Womöglich ist es der Fahrlässigkeit eines Beamten des Berliner Staatsschutzes zu verdanken, daß die Opfer des „Mykonos“-Attentates, als sie sich im September 1992 zur Tagung der Sozialistischen Internationale in Berlin aufhielten, ohne polizeilichen Schutz blieben. In der gestrigen Sitzung des „Mykonos“-Untersuchungsausschusses des Abgeordnetenhauses erklärte der für die Sicherheit der Tagung zuständige Mitarbeiter der SPD, Reinhard Pauk, acht Tage vor dem Attentat dem Staatsschutz eine Liste mit den Teilnehmern der Tagung angeboten zu haben.

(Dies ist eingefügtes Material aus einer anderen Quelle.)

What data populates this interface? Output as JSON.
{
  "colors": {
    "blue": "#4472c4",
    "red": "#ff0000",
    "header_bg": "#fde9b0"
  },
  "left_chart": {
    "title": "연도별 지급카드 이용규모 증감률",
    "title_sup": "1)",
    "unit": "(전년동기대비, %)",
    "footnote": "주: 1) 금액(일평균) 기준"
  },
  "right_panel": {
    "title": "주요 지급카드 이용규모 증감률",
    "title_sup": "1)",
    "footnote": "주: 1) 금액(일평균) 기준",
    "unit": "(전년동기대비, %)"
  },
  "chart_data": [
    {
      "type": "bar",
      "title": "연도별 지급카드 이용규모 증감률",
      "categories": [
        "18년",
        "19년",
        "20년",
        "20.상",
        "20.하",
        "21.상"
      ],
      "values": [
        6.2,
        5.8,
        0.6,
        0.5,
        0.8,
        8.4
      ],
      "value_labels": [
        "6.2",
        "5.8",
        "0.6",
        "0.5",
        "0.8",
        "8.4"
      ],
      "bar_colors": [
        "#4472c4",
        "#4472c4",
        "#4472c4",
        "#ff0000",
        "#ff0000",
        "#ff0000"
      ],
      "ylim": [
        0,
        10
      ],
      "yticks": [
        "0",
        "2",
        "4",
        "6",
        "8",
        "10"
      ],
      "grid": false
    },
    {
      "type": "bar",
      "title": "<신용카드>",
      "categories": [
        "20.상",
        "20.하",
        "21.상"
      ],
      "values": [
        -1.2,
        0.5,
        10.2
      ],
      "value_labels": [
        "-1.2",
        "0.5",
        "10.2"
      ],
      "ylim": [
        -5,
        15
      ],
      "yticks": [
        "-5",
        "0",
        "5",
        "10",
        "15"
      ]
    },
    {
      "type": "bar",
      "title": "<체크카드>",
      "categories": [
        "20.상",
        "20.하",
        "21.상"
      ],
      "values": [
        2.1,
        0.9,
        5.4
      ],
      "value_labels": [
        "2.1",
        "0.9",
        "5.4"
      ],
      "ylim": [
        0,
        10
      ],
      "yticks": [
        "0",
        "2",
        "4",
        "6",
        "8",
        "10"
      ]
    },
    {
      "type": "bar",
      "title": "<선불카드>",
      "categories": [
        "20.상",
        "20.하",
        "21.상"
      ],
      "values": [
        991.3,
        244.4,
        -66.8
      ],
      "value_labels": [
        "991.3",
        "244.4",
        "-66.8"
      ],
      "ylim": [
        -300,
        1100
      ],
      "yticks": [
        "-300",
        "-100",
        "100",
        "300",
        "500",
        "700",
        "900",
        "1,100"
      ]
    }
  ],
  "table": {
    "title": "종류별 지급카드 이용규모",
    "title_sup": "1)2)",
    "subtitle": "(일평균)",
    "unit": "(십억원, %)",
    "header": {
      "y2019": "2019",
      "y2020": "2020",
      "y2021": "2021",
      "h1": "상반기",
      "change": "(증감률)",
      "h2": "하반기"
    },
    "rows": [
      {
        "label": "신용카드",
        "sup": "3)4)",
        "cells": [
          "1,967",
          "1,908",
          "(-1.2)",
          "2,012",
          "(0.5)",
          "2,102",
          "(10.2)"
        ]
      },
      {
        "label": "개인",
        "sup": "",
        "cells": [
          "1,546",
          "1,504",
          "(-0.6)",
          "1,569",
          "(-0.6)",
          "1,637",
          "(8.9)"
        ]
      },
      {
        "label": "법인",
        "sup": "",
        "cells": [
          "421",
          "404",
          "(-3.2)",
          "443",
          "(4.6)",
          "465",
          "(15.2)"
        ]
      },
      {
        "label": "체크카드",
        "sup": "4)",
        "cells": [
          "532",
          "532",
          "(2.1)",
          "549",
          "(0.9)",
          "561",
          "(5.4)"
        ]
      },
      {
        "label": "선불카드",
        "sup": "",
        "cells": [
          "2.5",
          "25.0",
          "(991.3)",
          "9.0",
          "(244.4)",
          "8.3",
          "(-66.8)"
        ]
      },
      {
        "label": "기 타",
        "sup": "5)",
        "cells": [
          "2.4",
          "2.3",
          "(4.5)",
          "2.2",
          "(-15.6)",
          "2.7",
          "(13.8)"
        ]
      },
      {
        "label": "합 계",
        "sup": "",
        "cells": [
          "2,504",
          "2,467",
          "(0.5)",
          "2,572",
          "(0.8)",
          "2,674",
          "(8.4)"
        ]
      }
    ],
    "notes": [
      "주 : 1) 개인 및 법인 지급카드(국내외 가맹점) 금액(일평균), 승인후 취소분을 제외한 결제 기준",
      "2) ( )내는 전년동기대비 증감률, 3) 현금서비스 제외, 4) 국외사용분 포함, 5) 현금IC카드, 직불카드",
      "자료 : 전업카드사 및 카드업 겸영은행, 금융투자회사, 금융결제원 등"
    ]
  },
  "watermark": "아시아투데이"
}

Darunter seien auch die Namen von zwei der späteren Opfer gewesen, die des Vorsitzenden der Demokratischen Partei Kurdistans im Iran, Sadegh Charafkandi, und des Europa-Vertreters der Partei, Fattah Abdoli. Sein Gesprächspartner beim Staatsschutz, Hauptkommissar Rolf M., habe jedoch „abgewunken“, er wolle die Liste nicht haben. Daraufhin ging Pauk davon aus, daß die Berliner Polizei die Sicherheitslage im Griff habe. Ein Irrtum, wie sich am 17. September 1992 herausstellte. Am Abend dieses Tages wurden Charafkandi und drei seiner Begleiter erschossen, die mutmaßlichen Attentäter stehen zur Zeit vor Gericht.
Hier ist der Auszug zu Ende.